The debts that have now, supposedly, been written off were simply an indication that NHS Trusts had not been given enough to do the job being asked of them. That debt write off is not, then, largesse on the government's part: it is a tacit recognition that under Jeremy Hunt the NHS was chronically mismanaged by the Tories.

But there is another question to ask, which is whether this is all NHS debt. And the answer is, of course, that it is no. I have checked the government publication on the write-off. This says, after all the political nonsense is got through that:

  • The debt to be written off at 31 March 2020 consists of a combination of interim revenue debt, which includes working capital loans and interim capital debt.

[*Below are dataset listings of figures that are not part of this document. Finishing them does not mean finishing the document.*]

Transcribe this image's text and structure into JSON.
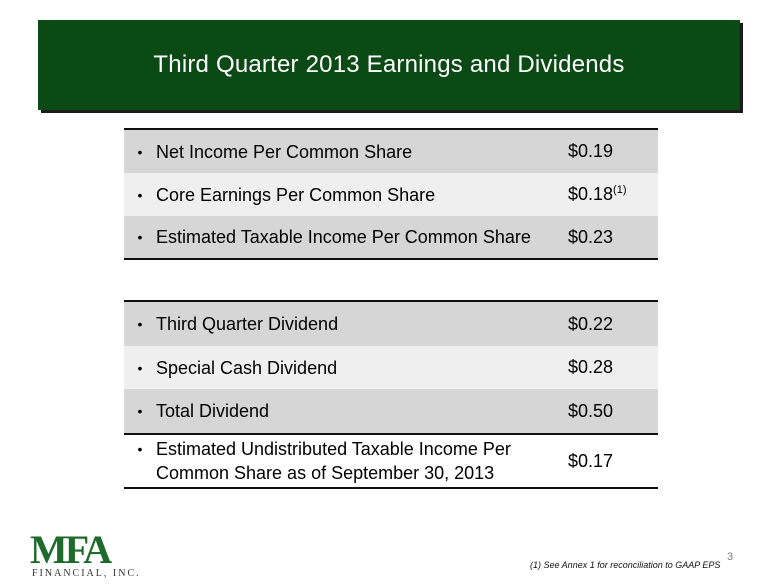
{
  "title": "Third Quarter 2013 Earnings and Dividends",
  "earnings": [
    {
      "bullet": "•",
      "label": "Net Income Per Common Share",
      "value": "$0.19",
      "sup": ""
    },
    {
      "bullet": "•",
      "label": "Core Earnings Per Common Share",
      "value": "$0.18",
      "sup": "(1)"
    },
    {
      "bullet": "•",
      "label": "Estimated Taxable Income Per Common Share",
      "value": "$0.23",
      "sup": ""
    }
  ],
  "dividends": [
    {
      "bullet": "•",
      "label": "Third Quarter Dividend",
      "value": "$0.22"
    },
    {
      "bullet": "•",
      "label": "Special Cash Dividend",
      "value": "$0.28"
    },
    {
      "bullet": "•",
      "label": "Total Dividend",
      "value": "$0.50"
    },
    {
      "bullet": "•",
      "label_line1": "Estimated Undistributed Taxable Income Per",
      "label_line2": "Common Share as of September 30, 2013",
      "value": "$0.17"
    }
  ],
  "logo": {
    "main": "MFA",
    "sub": "FINANCIAL, INC."
  },
  "footnote": "(1) See Annex 1 for reconciliation to GAAP EPS",
  "page_number": "3",
  "colors": {
    "banner": "#0b4a14",
    "logo": "#1f6b2c"
  }
}
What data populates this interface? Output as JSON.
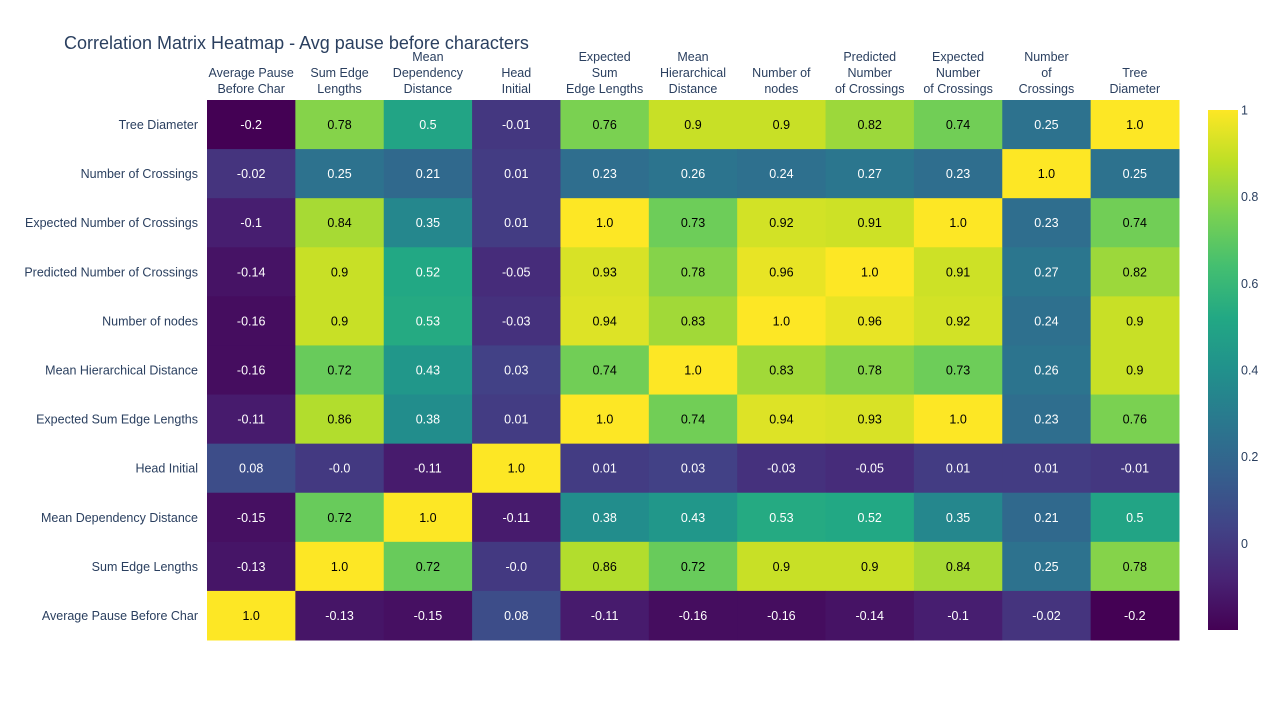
{
  "chart_data": {
    "type": "heatmap",
    "title": "Correlation Matrix Heatmap - Avg pause before characters",
    "x_labels": [
      "Average Pause\nBefore Char",
      "Sum Edge\nLengths",
      "Mean\nDependency\nDistance",
      "Head\nInitial",
      "Expected\nSum\nEdge Lengths",
      "Mean\nHierarchical\nDistance",
      "Number of\nnodes",
      "Predicted\nNumber\nof Crossings",
      "Expected\nNumber\nof Crossings",
      "Number\nof\nCrossings",
      "Tree\nDiameter"
    ],
    "y_labels": [
      "Tree Diameter",
      "Number of Crossings",
      "Expected Number of Crossings",
      "Predicted Number of Crossings",
      "Number of nodes",
      "Mean Hierarchical Distance",
      "Expected Sum Edge Lengths",
      "Head Initial",
      "Mean Dependency Distance",
      "Sum Edge Lengths",
      "Average Pause Before Char"
    ],
    "z": [
      [
        "-0.2",
        "0.78",
        "0.5",
        "-0.01",
        "0.76",
        "0.9",
        "0.9",
        "0.82",
        "0.74",
        "0.25",
        "1.0"
      ],
      [
        "-0.02",
        "0.25",
        "0.21",
        "0.01",
        "0.23",
        "0.26",
        "0.24",
        "0.27",
        "0.23",
        "1.0",
        "0.25"
      ],
      [
        "-0.1",
        "0.84",
        "0.35",
        "0.01",
        "1.0",
        "0.73",
        "0.92",
        "0.91",
        "1.0",
        "0.23",
        "0.74"
      ],
      [
        "-0.14",
        "0.9",
        "0.52",
        "-0.05",
        "0.93",
        "0.78",
        "0.96",
        "1.0",
        "0.91",
        "0.27",
        "0.82"
      ],
      [
        "-0.16",
        "0.9",
        "0.53",
        "-0.03",
        "0.94",
        "0.83",
        "1.0",
        "0.96",
        "0.92",
        "0.24",
        "0.9"
      ],
      [
        "-0.16",
        "0.72",
        "0.43",
        "0.03",
        "0.74",
        "1.0",
        "0.83",
        "0.78",
        "0.73",
        "0.26",
        "0.9"
      ],
      [
        "-0.11",
        "0.86",
        "0.38",
        "0.01",
        "1.0",
        "0.74",
        "0.94",
        "0.93",
        "1.0",
        "0.23",
        "0.76"
      ],
      [
        "0.08",
        "-0.0",
        "-0.11",
        "1.0",
        "0.01",
        "0.03",
        "-0.03",
        "-0.05",
        "0.01",
        "0.01",
        "-0.01"
      ],
      [
        "-0.15",
        "0.72",
        "1.0",
        "-0.11",
        "0.38",
        "0.43",
        "0.53",
        "0.52",
        "0.35",
        "0.21",
        "0.5"
      ],
      [
        "-0.13",
        "1.0",
        "0.72",
        "-0.0",
        "0.86",
        "0.72",
        "0.9",
        "0.9",
        "0.84",
        "0.25",
        "0.78"
      ],
      [
        "1.0",
        "-0.13",
        "-0.15",
        "0.08",
        "-0.11",
        "-0.16",
        "-0.16",
        "-0.14",
        "-0.1",
        "-0.02",
        "-0.2"
      ]
    ],
    "colorscale": "Viridis",
    "zmin": -0.2,
    "zmax": 1.0,
    "colorbar": {
      "ticks": [
        0,
        0.2,
        0.4,
        0.6,
        0.8,
        1
      ],
      "tick_labels": [
        "0",
        "0.2",
        "0.4",
        "0.6",
        "0.8",
        "1"
      ]
    },
    "x_axis_side": "top",
    "grid": false
  }
}
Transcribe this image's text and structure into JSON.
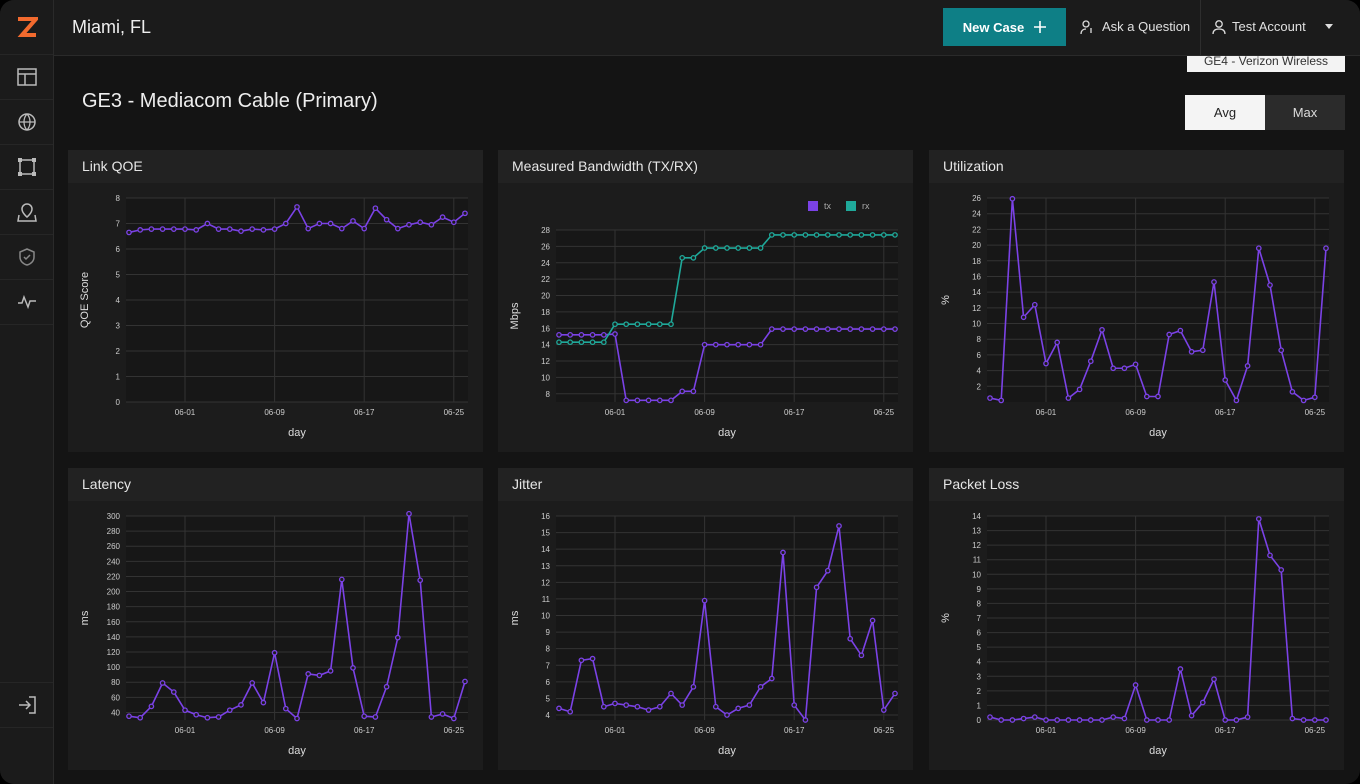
{
  "header": {
    "location": "Miami, FL",
    "new_case": "New Case",
    "ask": "Ask a Question",
    "account": "Test Account"
  },
  "page": {
    "hidden_selector": "GE4 - Verizon Wireless",
    "title": "GE3 - Mediacom Cable (Primary)",
    "toggle": [
      "Avg",
      "Max"
    ]
  },
  "chart_data": [
    {
      "type": "line",
      "title": "Link QOE",
      "x_label": "day",
      "y_label": "QOE Score",
      "grid": true,
      "x": [
        "05-27",
        "05-28",
        "05-29",
        "05-30",
        "05-31",
        "06-01",
        "06-02",
        "06-03",
        "06-04",
        "06-05",
        "06-06",
        "06-07",
        "06-08",
        "06-09",
        "06-10",
        "06-11",
        "06-12",
        "06-13",
        "06-14",
        "06-15",
        "06-16",
        "06-17",
        "06-18",
        "06-19",
        "06-20",
        "06-21",
        "06-22",
        "06-23",
        "06-24",
        "06-25",
        "06-26"
      ],
      "xticks": [
        "06-01",
        "06-09",
        "06-17",
        "06-25"
      ],
      "ylim": [
        0,
        8
      ],
      "yticks": [
        0,
        1,
        2,
        3,
        4,
        5,
        6,
        7,
        8
      ],
      "series": [
        {
          "color": "#7b42e6",
          "values": [
            6.65,
            6.75,
            6.78,
            6.78,
            6.78,
            6.78,
            6.75,
            7.0,
            6.78,
            6.78,
            6.7,
            6.78,
            6.75,
            6.78,
            7.0,
            7.65,
            6.8,
            7.0,
            7.0,
            6.8,
            7.1,
            6.8,
            7.6,
            7.15,
            6.8,
            6.95,
            7.05,
            6.95,
            7.25,
            7.05,
            7.4
          ]
        }
      ]
    },
    {
      "type": "line",
      "title": "Measured Bandwidth (TX/RX)",
      "x_label": "day",
      "y_label": "Mbps",
      "grid": true,
      "legend": "top-right",
      "x": [
        "05-27",
        "05-28",
        "05-29",
        "05-30",
        "05-31",
        "06-01",
        "06-02",
        "06-03",
        "06-04",
        "06-05",
        "06-06",
        "06-07",
        "06-08",
        "06-09",
        "06-10",
        "06-11",
        "06-12",
        "06-13",
        "06-14",
        "06-15",
        "06-16",
        "06-17",
        "06-18",
        "06-19",
        "06-20",
        "06-21",
        "06-22",
        "06-23",
        "06-24",
        "06-25",
        "06-26"
      ],
      "xticks": [
        "06-01",
        "06-09",
        "06-17",
        "06-25"
      ],
      "ylim": [
        7,
        28
      ],
      "yticks": [
        8,
        10,
        12,
        14,
        16,
        18,
        20,
        22,
        24,
        26,
        28
      ],
      "series": [
        {
          "name": "tx",
          "color": "#7b42e6",
          "values": [
            15.2,
            15.2,
            15.2,
            15.2,
            15.2,
            15.3,
            7.2,
            7.2,
            7.2,
            7.2,
            7.2,
            8.3,
            8.3,
            14,
            14,
            14,
            14,
            14,
            14,
            15.9,
            15.9,
            15.9,
            15.9,
            15.9,
            15.9,
            15.9,
            15.9,
            15.9,
            15.9,
            15.9,
            15.9
          ]
        },
        {
          "name": "rx",
          "color": "#1fa99a",
          "values": [
            14.3,
            14.3,
            14.3,
            14.3,
            14.3,
            16.5,
            16.5,
            16.5,
            16.5,
            16.5,
            16.5,
            24.6,
            24.6,
            25.8,
            25.8,
            25.8,
            25.8,
            25.8,
            25.8,
            27.4,
            27.4,
            27.4,
            27.4,
            27.4,
            27.4,
            27.4,
            27.4,
            27.4,
            27.4,
            27.4,
            27.4
          ]
        }
      ]
    },
    {
      "type": "line",
      "title": "Utilization",
      "x_label": "day",
      "y_label": "%",
      "grid": true,
      "x": [
        "05-27",
        "05-28",
        "05-29",
        "05-30",
        "05-31",
        "06-01",
        "06-02",
        "06-03",
        "06-04",
        "06-05",
        "06-06",
        "06-07",
        "06-08",
        "06-09",
        "06-10",
        "06-11",
        "06-12",
        "06-13",
        "06-14",
        "06-15",
        "06-16",
        "06-17",
        "06-18",
        "06-19",
        "06-20",
        "06-21",
        "06-22",
        "06-23",
        "06-24",
        "06-25",
        "06-26"
      ],
      "xticks": [
        "06-01",
        "06-09",
        "06-17",
        "06-25"
      ],
      "ylim": [
        0,
        26
      ],
      "yticks": [
        2,
        4,
        6,
        8,
        10,
        12,
        14,
        16,
        18,
        20,
        22,
        24,
        26
      ],
      "series": [
        {
          "color": "#7b42e6",
          "values": [
            0.5,
            0.2,
            25.9,
            10.8,
            12.4,
            4.9,
            7.6,
            0.5,
            1.6,
            5.2,
            9.2,
            4.3,
            4.3,
            4.8,
            0.7,
            0.7,
            8.6,
            9.1,
            6.4,
            6.6,
            15.3,
            2.8,
            0.2,
            4.6,
            19.6,
            14.9,
            6.6,
            1.3,
            0.2,
            0.6,
            19.6
          ]
        }
      ]
    },
    {
      "type": "line",
      "title": "Latency",
      "x_label": "day",
      "y_label": "ms",
      "grid": true,
      "x": [
        "05-27",
        "05-28",
        "05-29",
        "05-30",
        "05-31",
        "06-01",
        "06-02",
        "06-03",
        "06-04",
        "06-05",
        "06-06",
        "06-07",
        "06-08",
        "06-09",
        "06-10",
        "06-11",
        "06-12",
        "06-13",
        "06-14",
        "06-15",
        "06-16",
        "06-17",
        "06-18",
        "06-19",
        "06-20",
        "06-21",
        "06-22",
        "06-23",
        "06-24",
        "06-25",
        "06-26"
      ],
      "xticks": [
        "06-01",
        "06-09",
        "06-17",
        "06-25"
      ],
      "ylim": [
        30,
        300
      ],
      "yticks": [
        40,
        60,
        80,
        100,
        120,
        140,
        160,
        180,
        200,
        220,
        240,
        260,
        280,
        300
      ],
      "series": [
        {
          "color": "#7b42e6",
          "values": [
            35,
            33,
            48,
            79,
            67,
            43,
            37,
            33,
            34,
            43,
            50,
            79,
            53,
            119,
            45,
            32,
            91,
            89,
            95,
            216,
            99,
            35,
            34,
            74,
            139,
            303,
            215,
            34,
            38,
            32,
            81
          ]
        }
      ]
    },
    {
      "type": "line",
      "title": "Jitter",
      "x_label": "day",
      "y_label": "ms",
      "grid": true,
      "x": [
        "05-27",
        "05-28",
        "05-29",
        "05-30",
        "05-31",
        "06-01",
        "06-02",
        "06-03",
        "06-04",
        "06-05",
        "06-06",
        "06-07",
        "06-08",
        "06-09",
        "06-10",
        "06-11",
        "06-12",
        "06-13",
        "06-14",
        "06-15",
        "06-16",
        "06-17",
        "06-18",
        "06-19",
        "06-20",
        "06-21",
        "06-22",
        "06-23",
        "06-24",
        "06-25",
        "06-26"
      ],
      "xticks": [
        "06-01",
        "06-09",
        "06-17",
        "06-25"
      ],
      "ylim": [
        3.7,
        16
      ],
      "yticks": [
        4,
        5,
        6,
        7,
        8,
        9,
        10,
        11,
        12,
        13,
        14,
        15,
        16
      ],
      "series": [
        {
          "color": "#7b42e6",
          "values": [
            4.4,
            4.2,
            7.3,
            7.4,
            4.5,
            4.7,
            4.6,
            4.5,
            4.3,
            4.5,
            5.3,
            4.6,
            5.7,
            10.9,
            4.5,
            4.0,
            4.4,
            4.6,
            5.7,
            6.2,
            13.8,
            4.6,
            3.7,
            11.7,
            12.7,
            15.4,
            8.6,
            7.6,
            9.7,
            4.3,
            5.3
          ]
        }
      ]
    },
    {
      "type": "line",
      "title": "Packet Loss",
      "x_label": "day",
      "y_label": "%",
      "grid": true,
      "x": [
        "05-27",
        "05-28",
        "05-29",
        "05-30",
        "05-31",
        "06-01",
        "06-02",
        "06-03",
        "06-04",
        "06-05",
        "06-06",
        "06-07",
        "06-08",
        "06-09",
        "06-10",
        "06-11",
        "06-12",
        "06-13",
        "06-14",
        "06-15",
        "06-16",
        "06-17",
        "06-18",
        "06-19",
        "06-20",
        "06-21",
        "06-22",
        "06-23",
        "06-24",
        "06-25",
        "06-26"
      ],
      "xticks": [
        "06-01",
        "06-09",
        "06-17",
        "06-25"
      ],
      "ylim": [
        0,
        14
      ],
      "yticks": [
        0,
        1,
        2,
        3,
        4,
        5,
        6,
        7,
        8,
        9,
        10,
        11,
        12,
        13,
        14
      ],
      "series": [
        {
          "color": "#7b42e6",
          "values": [
            0.2,
            0,
            0,
            0.1,
            0.2,
            0,
            0,
            0,
            0,
            0,
            0,
            0.2,
            0.1,
            2.4,
            0,
            0,
            0,
            3.5,
            0.3,
            1.2,
            2.8,
            0,
            0,
            0.2,
            13.8,
            11.3,
            10.3,
            0.1,
            0,
            0,
            0
          ]
        }
      ]
    }
  ]
}
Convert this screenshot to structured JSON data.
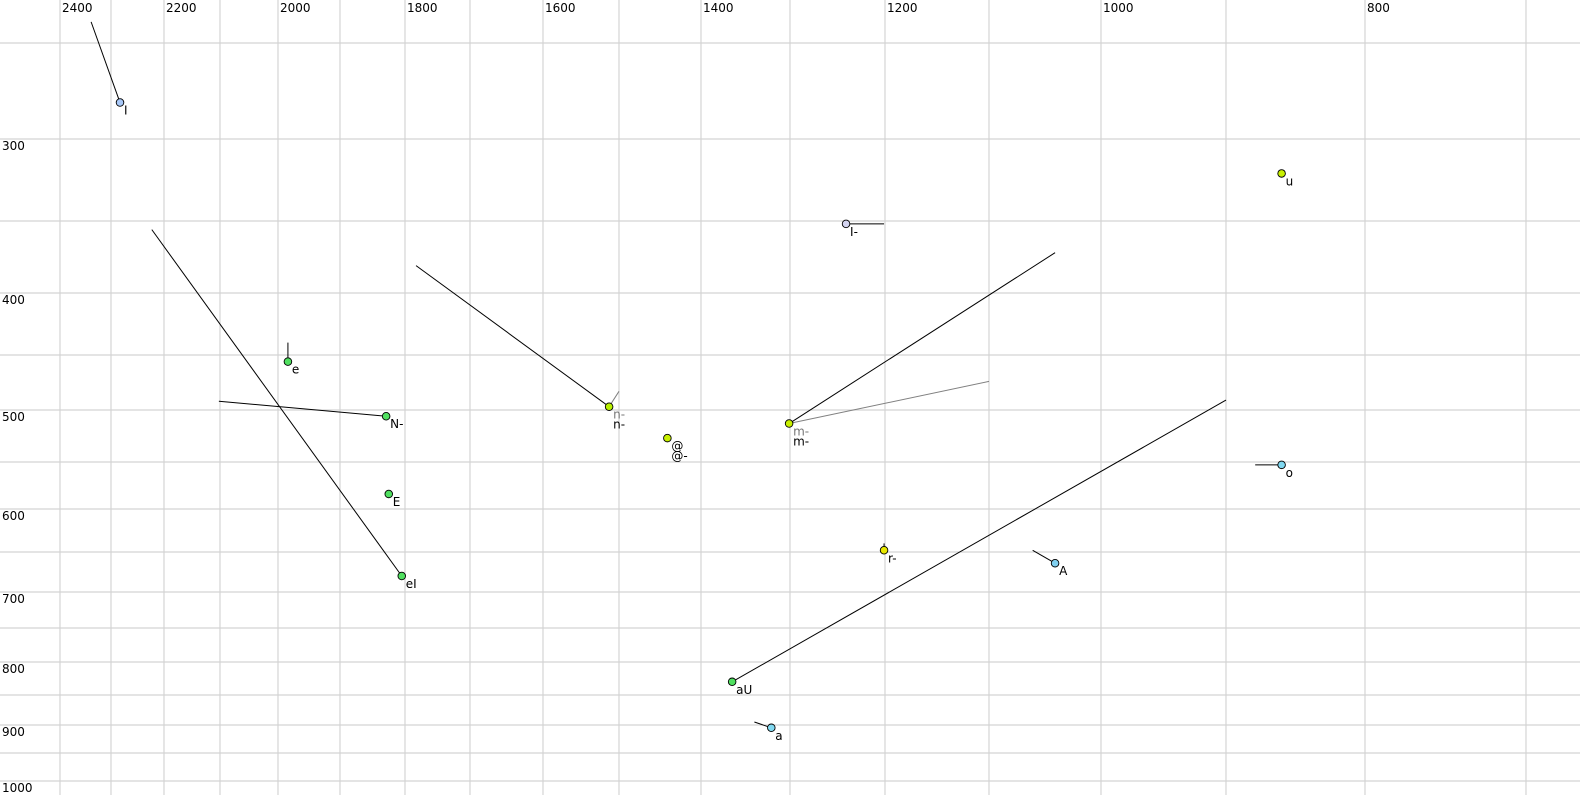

The final principal is subject to validation by providers and audit but stands at £13.4 billion

  • These loans will be frozen from April 1 when interest will cease, and loan principal and outstanding interest extinguished from balance sheets following a transaction during 20/21

  • The debt will be effectively written off by converting the loans to equity (Public Dividend Capital). Adjustments will be made to ensure providers' surplus/deficit positions are not negatively affected by debt write-off. The previous system saw Trusts owe the value of the loan plus interest

  • The debt being effectively written off is a transaction within the DHSC group. This will not create additional borrowing or fiscal cost for the Exchequer

There are five points to make. The first is that elsewhere in the release it is noted that:

While many NHS trusts manage strong finances, under the existing rules, some took out loans to plug financial gaps in their day-to-day (revenue) or capital (infrastructure) budgets.

In other words, they were underfunded.

Second, the charge of interest to Trusts that were struggling to provide NHS services was always intended to, and actually did, increase health inequality in the UK and there is no hint of an apology for this in the release.

Third, calling this capital now is interesting: the idea that debt is not an instrument of control any more is welcome, but very long overdue.

Fourth, as the last bullet points, this was always about punishing those parts of the NHS that saw high demand - most of which served poorer areas. It was never about a real funding cost. All of this was a sham, in other words. There was no real debt at all.

Fifth, as the press release also notes:

This package is launched in combination with a simpler internal payment system to help NHS trusts in dealing with the coronavirus (COVID-19) response, which was agreed with NHS England last week.

In other words, it's also been appreciated that the NHS should never have been burdened with the farce of the internal market. It is time that went now.

But there is something that bis most noticeably unsaid in this press release. The biggest burden of debt in the NHS is not from these sham loans from central government. It is from PFI - the private finance initiative. There are maybe £55 billion of PFI loans outstanding, depending on how you count. There is no write off of them, and they too are a crushing burden on the NHS. In some Trusts up to a sixth of all spending is on PFI costs.

Now is the time for three things.

First, the renationalisation of the NHS: there is no longer time for the farce created by the fracturing of the NHS by the so-called internal market. It has simply created burdens that must be swept away now. Integrated care and systems are essential from now on.

Second, the NHS needs proper funding in the future.

And third, PFI debt needs to be bought in and cancelled, for good. This disaster has to be consigned to history now.

Nothing else will do.

Clapping for the NHS is one thing. But sweeping away Tory ecological impositions upon it is what is really required.